Version: Next

Large Language Models

Spice provides a high-performance, OpenAI API-compatible AI Gateway optimized for managing and scaling large language models (LLMs). It offers tools for Enterprise Retrieval-Augmented Generation (RAG), such as SQL query across federated datasets and an advanced search feature (see Search).

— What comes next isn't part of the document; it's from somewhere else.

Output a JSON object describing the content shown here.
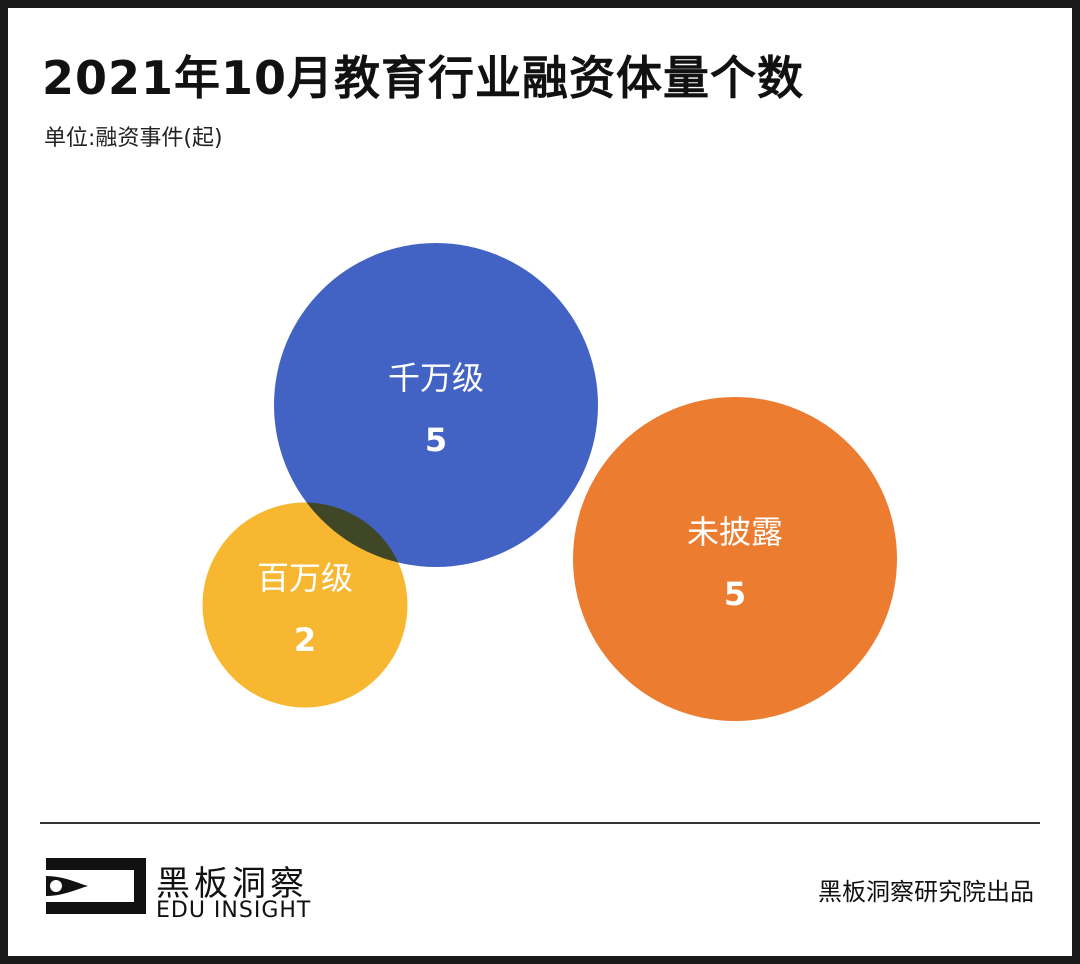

Spice supports full OpenTelemetry observability, helping with detailed tracking of model tool use, recursion, data flows and requests for full transparency and easier debugging.

Quickstart

Add a language model to your spicepod.yaml to start using AI capabilities:

models:
  - from: openai:gpt-4o-mini
    name: my_model
    params:
      openai_api_key: ${ env:OPENAI_API_KEY }
      tools: auto  # Gives the model access to datasets for data-grounded responses

Start the runtime and use the chat REPL:

spice run
# In another terminal:
spice chat
chat> What tables are available?

Or call the OpenAI-compatible HTTP API directly:

curl -X POST http://localhost:8090/v1/chat/completions \
  -H "Content-Type: application/json" \
  -d '{
    "model": "my_model",
    "messages": [{"role": "user", "content": "What tables are available?"}]
  }'

Configuring Language Models

Spice supports a variety of LLMs (see Model Providers).

Core Features

SQL Integration: Invoke LLMs directly within SQL queries using the ai() function for text generation tasks. See SQL Reference: ai function.
Custom Tools: Provide models with tools to interact with the Spice runtime. See Tools.
System Prompts: Customize system prompts and override defaults for v1/chat/completion. See Parameter Overrides.
Memory: Provide LLMs with memory persistence tools to store and retrieve information across conversations. See Memory.
Vector Search: Perform advanced vector-based searches using embeddings. See Vector Search.
Local Models: Load and serve models locally from various sources, including local filesystems and Hugging Face. See Local Models.